I think I still tend to look at HBASE as SQL databases and to clarify my understanding I was hoping someone could explain how a rowkey is found in such optimal return performance.For example I have a table that stores requests to an API rest endpoint in the form of ipaddress, url and a few other columns. Using the ipaddress as the unique identifier (rowkey) how does the matching occur? Is it a direct string match lookup, left to right?
Your IP address is a string which is treated as a sequence of bytes. There is a natural ordering to this byte sequence as well that we call "sorted order" (e.g. "alice" comes before "bob" but after "adam"). HBase tables are sorted in this manner by key (first the row, then family, the qualifier, etc).
A table is partitioned into one to many regions. Each region has a start rokey and end rowkey. The start rowkey is inclusive (contained in this region) and the end rowkey is exclusive (not contained). This effectively allows HBase to prune many regions down to the single region which contains the data you have asked for.

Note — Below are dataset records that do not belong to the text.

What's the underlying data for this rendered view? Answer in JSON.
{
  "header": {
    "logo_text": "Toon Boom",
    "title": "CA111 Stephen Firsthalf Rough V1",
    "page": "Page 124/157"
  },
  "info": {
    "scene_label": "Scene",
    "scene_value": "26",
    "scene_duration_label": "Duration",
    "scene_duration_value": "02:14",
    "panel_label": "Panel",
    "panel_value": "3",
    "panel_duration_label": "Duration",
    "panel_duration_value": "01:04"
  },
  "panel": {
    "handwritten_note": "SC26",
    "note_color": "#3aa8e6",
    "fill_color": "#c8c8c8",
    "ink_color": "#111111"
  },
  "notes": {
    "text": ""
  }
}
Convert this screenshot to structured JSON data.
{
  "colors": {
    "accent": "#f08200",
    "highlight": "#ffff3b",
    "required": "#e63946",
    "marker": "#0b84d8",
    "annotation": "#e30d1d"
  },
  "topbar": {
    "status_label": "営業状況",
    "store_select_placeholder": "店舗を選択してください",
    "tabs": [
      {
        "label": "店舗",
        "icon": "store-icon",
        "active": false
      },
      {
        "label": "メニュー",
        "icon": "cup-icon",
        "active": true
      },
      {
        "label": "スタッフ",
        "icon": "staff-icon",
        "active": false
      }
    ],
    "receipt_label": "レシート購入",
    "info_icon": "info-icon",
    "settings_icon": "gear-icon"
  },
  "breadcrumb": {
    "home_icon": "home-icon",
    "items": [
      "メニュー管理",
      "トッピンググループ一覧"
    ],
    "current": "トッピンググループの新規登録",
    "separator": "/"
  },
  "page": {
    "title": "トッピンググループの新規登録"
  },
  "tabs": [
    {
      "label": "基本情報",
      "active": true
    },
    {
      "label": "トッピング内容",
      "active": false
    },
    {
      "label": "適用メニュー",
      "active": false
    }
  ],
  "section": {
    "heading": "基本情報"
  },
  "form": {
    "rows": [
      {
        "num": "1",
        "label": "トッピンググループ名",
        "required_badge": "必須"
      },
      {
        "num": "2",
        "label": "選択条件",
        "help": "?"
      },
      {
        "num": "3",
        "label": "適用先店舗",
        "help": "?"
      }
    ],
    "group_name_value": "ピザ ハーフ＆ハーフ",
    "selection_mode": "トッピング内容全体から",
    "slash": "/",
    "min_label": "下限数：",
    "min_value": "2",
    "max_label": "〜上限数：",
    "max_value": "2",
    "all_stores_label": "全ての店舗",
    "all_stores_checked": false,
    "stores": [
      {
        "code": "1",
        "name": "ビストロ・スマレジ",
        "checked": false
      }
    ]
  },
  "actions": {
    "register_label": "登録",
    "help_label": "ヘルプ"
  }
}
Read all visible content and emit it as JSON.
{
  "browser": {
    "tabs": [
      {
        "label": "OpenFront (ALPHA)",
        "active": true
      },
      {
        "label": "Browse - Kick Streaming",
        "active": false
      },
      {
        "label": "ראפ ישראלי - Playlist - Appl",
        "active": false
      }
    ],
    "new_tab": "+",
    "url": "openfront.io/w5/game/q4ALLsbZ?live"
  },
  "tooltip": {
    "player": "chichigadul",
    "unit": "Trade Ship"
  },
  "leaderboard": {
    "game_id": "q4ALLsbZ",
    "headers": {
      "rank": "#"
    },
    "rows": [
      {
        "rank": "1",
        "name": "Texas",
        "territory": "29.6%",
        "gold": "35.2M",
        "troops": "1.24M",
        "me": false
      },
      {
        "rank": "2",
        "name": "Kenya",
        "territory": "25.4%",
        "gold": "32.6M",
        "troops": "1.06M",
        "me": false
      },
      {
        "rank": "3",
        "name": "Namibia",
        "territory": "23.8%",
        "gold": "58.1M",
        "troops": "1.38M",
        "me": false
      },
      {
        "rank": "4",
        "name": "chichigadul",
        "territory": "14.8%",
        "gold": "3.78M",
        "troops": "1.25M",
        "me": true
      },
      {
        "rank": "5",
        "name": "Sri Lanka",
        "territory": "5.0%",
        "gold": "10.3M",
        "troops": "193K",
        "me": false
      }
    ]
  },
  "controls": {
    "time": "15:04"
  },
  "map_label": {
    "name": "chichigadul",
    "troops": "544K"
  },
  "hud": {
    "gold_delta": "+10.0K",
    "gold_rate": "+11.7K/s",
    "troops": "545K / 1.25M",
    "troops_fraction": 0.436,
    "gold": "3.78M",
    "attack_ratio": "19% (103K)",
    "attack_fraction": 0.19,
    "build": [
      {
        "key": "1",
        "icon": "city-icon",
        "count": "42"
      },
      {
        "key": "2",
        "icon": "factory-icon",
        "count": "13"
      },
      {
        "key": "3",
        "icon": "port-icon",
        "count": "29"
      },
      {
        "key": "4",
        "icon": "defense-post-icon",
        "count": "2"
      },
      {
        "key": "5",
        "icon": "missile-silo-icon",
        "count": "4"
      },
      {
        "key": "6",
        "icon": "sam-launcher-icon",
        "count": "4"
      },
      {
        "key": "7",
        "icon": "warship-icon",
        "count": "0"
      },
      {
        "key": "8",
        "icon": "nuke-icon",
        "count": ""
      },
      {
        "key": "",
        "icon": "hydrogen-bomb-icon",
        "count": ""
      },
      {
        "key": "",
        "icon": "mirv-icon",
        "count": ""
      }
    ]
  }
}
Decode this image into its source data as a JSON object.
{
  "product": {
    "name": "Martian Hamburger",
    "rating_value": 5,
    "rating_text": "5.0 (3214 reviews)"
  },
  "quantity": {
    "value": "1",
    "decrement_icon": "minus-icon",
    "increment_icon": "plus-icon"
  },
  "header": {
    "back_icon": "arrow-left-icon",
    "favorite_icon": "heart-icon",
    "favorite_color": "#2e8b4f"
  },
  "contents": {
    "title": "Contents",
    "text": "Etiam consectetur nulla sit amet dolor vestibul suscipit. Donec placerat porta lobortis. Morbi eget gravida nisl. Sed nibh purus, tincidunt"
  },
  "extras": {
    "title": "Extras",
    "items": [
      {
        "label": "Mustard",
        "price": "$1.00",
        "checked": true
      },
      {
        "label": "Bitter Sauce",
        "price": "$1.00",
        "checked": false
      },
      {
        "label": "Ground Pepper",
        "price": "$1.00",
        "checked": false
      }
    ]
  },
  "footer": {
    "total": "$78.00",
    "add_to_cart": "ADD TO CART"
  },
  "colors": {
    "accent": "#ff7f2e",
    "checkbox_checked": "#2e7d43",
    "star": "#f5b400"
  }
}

Within a Region, there are one to many column families, each of which have zero to many files associated with them. The families can be immediately pruned based on your query (if you fetch a set of families, we can only access the families that are cared about). Inside of each file there is an index structure and a number of blocks. The index allows access into a specific block that contains the rowkey your query asked for (finding a block in a file is similar to finding the region for a table). This index gives O(log n) lookup to find the block in the HFile containing the data you asked about while it is then a O(n) lookup inside that (small) block to find the actual row data.